Comparison of the Tissue Distribution of a Long-Circulating Glucagon-like Peptide-1 Agonist Determined by Positron Emission Tomography and Quantitative Whole-Body Autoradiography.

Abstract

Positron emission tomography (PET) is a molecular imaging modality that enables non-invasive visualization of tracer distribution and pharmacology. Recently, peptides with long half-lives allowed once-a-week dosing of glucagon-like peptide-1 receptor (GLP-1R) agonists with therapeutic applications in diabetes and obesity. PET imaging for such long-lived peptides is hindered by the typically used short-lived radionuclides. Zirconium-89 (89Zr) emerged as a promising PET radionuclide with a sufficiently long half-life to be applied for biodistribution studies of long-circulating biomolecules. A comparison between the biodistribution profiles obtained via 89Zr-PET and the current standard, quantitative whole-body autoradiography (QWBA), will be valuable for the development of novel peptide drugs.
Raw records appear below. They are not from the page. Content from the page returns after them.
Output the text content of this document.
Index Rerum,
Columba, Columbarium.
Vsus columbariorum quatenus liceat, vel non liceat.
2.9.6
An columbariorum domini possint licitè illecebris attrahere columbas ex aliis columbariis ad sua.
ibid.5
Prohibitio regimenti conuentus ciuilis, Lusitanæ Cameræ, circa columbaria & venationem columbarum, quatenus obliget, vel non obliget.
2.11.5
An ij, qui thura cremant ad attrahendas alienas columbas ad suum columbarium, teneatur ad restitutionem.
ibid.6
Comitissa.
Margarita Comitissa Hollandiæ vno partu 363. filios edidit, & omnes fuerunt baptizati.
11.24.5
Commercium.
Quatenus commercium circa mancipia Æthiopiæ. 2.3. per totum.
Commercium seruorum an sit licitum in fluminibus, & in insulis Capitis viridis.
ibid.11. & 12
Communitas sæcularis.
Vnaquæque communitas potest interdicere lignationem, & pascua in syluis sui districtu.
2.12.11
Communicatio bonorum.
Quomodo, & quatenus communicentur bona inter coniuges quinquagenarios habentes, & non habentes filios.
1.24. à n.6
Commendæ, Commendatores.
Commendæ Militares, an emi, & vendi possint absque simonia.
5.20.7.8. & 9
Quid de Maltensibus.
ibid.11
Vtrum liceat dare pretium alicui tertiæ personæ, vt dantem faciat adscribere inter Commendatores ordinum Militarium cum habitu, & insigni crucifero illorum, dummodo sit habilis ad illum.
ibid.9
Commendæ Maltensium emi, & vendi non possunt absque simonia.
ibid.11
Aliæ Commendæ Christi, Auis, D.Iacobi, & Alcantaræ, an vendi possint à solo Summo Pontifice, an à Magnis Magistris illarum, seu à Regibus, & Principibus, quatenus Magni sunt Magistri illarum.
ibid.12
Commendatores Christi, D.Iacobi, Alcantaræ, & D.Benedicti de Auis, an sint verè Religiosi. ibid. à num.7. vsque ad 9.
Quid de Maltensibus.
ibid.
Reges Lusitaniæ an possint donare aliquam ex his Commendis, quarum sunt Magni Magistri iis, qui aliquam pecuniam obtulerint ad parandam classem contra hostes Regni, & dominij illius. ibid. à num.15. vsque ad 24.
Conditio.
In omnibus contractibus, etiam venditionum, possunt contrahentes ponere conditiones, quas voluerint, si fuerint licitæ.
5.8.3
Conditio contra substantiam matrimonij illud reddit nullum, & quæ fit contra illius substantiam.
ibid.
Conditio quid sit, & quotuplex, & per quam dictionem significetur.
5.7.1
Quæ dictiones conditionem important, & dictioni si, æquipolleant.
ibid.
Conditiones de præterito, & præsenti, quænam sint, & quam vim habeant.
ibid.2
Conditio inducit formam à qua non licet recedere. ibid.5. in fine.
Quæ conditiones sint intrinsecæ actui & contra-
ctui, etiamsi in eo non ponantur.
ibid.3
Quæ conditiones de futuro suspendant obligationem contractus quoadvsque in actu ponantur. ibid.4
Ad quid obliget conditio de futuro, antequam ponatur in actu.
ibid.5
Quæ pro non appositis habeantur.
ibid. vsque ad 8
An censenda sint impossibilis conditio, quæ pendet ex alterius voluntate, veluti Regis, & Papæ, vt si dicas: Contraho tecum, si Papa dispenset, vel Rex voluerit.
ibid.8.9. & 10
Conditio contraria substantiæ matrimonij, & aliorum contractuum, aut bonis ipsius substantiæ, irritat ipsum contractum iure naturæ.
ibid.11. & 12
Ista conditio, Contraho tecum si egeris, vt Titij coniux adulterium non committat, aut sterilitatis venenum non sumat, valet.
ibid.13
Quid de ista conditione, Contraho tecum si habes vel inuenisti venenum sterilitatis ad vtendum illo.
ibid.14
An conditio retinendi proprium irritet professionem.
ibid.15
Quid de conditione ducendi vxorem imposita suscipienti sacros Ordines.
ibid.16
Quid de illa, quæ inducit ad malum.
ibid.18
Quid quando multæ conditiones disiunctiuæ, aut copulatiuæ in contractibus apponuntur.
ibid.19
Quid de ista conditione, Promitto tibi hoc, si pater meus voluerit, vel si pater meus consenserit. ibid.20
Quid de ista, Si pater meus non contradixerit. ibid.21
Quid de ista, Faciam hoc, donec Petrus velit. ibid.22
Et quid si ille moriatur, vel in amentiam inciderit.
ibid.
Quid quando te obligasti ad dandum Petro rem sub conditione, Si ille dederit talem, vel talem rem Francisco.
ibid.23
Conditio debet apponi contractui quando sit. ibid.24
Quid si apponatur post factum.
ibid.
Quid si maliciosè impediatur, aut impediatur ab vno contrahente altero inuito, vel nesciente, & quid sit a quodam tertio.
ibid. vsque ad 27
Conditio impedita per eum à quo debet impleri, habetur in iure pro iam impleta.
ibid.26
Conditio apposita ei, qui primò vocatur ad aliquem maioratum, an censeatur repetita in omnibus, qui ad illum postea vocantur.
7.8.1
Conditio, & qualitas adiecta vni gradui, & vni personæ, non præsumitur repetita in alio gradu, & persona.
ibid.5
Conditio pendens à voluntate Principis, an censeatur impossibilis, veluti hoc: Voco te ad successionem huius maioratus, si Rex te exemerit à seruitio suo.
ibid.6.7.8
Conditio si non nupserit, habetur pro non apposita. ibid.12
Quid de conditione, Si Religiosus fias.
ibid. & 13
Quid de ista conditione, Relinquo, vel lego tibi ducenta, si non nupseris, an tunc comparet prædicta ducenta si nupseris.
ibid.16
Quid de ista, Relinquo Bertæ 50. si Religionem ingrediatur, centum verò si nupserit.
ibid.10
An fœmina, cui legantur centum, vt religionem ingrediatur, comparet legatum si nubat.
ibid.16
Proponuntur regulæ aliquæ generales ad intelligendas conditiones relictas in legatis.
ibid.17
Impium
We determined the PET biodistribution of a 89Zr-labeled acylated peptide agonist of GLP-1R and compared it to the profile obtained by QWBA using analogous tritiated tracers for up to 1 week after administration. The plasma metabolic profile was obtained and identification was done for the tritiated tracers. We found that, at early time points, the biodistribution profiles agreed between PET and QWBA. At the latertime points, the 89Zr tracer remained primarily trapped in the kidneys. The introduction of desferrioxamine (DFO) chelator reduced the peptide stability, and UPLC-MS analysis identified a circulating metabolite arising from DFO hydrolysis. Kidney accumulation of radiolabeled peptides and DFO metabolic instability may compromise biodistribution studies using 89Zr-PET to support the development of new biopharmaceuticals. PET and QWBA biodistribution data correlated well during the absorption phase, but new and more stable 89Zr chelators are needed for a more accurate description of the elimination phase.